Far fewer people were aware that a South Carolina native was on hand to help oversee the rescue operation.
Enter U.S. Air Force Maj. Charles Hodges. He is the U.S. Mission Commander for the 353rd Special Operations unit and was "stationed at the command center just outside the cave" during the rescue in Thailand, live5news.com reported.
The Winnsboro native and a 2000 graduate of The Citadel was "part of a multinational effort to save the boys," according to postandcourier.com.
Hodges made the rounds on national TV on Wednesday, appearing on "CBS This Morning," NBC's "Today," "Good Morning America," on ABC and CNN.
He admitted there was doubt the rescue would be a success, but said there was no choice when it was discovered the boys and their coach were alive, per livenews5.com.
Among the challenges were outfitting the boys, including some who did not know how to swim, in diving gear before leading them "through a dangerous tunnel system that would challenge the most experienced cave divers" because of the "jagged rock tunnels" and "near-zero visibility," the Los Angeles Times reported.
"We were fully expecting casualties,” Hodges told "Today."
"We had that thought the whole entire time," Hodges said on "CBS This Morning." "We also understood, though, we didn't have the option to not attempt this. Even though the odds seemed impossible, what I've always been taught is to take risk and be bold when the situation calls for it — and this situation absolutely did."
Hodges went on to describe the rescue mission.
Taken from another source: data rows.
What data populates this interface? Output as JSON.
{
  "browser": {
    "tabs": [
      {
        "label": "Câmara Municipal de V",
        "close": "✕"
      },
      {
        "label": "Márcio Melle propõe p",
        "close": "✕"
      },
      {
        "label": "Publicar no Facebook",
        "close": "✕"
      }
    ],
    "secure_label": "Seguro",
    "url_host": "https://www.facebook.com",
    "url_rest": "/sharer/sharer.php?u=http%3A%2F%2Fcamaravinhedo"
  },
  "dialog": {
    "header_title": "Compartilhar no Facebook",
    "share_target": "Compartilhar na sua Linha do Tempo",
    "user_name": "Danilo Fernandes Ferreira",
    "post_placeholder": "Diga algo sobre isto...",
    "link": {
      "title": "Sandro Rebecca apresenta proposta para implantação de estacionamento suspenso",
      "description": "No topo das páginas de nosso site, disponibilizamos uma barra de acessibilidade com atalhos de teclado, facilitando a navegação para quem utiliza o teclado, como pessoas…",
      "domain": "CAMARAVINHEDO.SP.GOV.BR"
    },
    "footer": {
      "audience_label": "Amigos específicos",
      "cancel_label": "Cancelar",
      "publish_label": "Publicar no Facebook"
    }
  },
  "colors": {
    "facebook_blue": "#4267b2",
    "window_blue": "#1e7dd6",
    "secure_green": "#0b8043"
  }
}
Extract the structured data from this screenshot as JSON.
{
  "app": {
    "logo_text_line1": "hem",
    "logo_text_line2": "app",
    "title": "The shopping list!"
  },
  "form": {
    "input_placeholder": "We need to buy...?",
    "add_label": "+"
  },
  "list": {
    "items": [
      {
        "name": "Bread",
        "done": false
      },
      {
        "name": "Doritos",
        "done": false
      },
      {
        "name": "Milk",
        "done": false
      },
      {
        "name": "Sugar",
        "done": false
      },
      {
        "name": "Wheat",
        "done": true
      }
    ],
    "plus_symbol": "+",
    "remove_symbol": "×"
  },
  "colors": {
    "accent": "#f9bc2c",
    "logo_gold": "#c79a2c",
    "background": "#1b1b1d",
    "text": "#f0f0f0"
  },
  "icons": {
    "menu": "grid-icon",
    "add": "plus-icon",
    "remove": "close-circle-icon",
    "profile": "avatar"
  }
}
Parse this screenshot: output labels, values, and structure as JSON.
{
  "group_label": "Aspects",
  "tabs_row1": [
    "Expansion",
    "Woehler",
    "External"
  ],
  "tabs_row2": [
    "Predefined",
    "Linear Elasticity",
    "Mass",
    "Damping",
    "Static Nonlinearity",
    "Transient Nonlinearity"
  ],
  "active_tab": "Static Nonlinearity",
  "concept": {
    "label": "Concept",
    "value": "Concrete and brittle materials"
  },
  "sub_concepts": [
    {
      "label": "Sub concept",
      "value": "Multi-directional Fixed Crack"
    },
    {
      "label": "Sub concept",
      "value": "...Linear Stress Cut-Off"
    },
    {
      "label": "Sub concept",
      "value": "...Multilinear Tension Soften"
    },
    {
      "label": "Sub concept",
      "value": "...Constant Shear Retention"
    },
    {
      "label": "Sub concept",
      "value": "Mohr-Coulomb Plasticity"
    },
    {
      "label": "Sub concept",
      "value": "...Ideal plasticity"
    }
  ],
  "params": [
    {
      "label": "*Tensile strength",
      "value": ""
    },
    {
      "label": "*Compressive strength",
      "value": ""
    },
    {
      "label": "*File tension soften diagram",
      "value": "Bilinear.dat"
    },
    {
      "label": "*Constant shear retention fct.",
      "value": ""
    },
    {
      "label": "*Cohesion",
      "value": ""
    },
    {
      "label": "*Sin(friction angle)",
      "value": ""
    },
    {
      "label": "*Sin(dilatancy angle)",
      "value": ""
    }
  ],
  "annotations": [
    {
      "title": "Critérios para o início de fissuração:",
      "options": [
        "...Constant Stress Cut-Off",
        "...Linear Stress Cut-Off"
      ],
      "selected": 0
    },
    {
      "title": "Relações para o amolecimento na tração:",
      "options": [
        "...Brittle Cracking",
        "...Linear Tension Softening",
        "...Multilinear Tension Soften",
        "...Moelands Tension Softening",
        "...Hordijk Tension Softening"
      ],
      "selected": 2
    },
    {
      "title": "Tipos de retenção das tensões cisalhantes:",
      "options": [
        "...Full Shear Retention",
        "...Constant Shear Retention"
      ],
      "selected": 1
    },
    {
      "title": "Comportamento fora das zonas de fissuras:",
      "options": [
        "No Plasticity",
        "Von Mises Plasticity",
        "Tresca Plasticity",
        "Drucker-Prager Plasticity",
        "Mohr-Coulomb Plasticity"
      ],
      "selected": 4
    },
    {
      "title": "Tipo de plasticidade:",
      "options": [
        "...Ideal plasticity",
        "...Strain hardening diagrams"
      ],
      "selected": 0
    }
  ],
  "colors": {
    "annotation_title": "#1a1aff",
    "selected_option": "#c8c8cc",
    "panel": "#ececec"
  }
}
On CBS, Hodges said pumps that had been maintaining the water level in the cave's chambers "shut off for an unknown reason," which could have cut off the Navy SEAL's access. But he said the divers responded quickly "at the last moment and everyone was able to get out of Chamber 3 safely and make their way out and mission complete."
Hodges praised the multinational group effort.
"It took every single one of us, putting our heads together and pushing aside any sort of of political or cultural differences and doing our best to find a solution to do this," Hodges said, according to postandcourier.com. "What I take away from this is how much can be accomplished from teamwork, because it was pretty impressive."
One of his former teachers said success is not something new to Hodges.
"He just always excelled. He’s still doing it. And I’m thankful," said Ellen Nicholson, who taught Hodges when he was a high school student at Richard Winn Academy, according to WIS-TV.com. "He would be the very type of person involved in something like that — some type of rescue."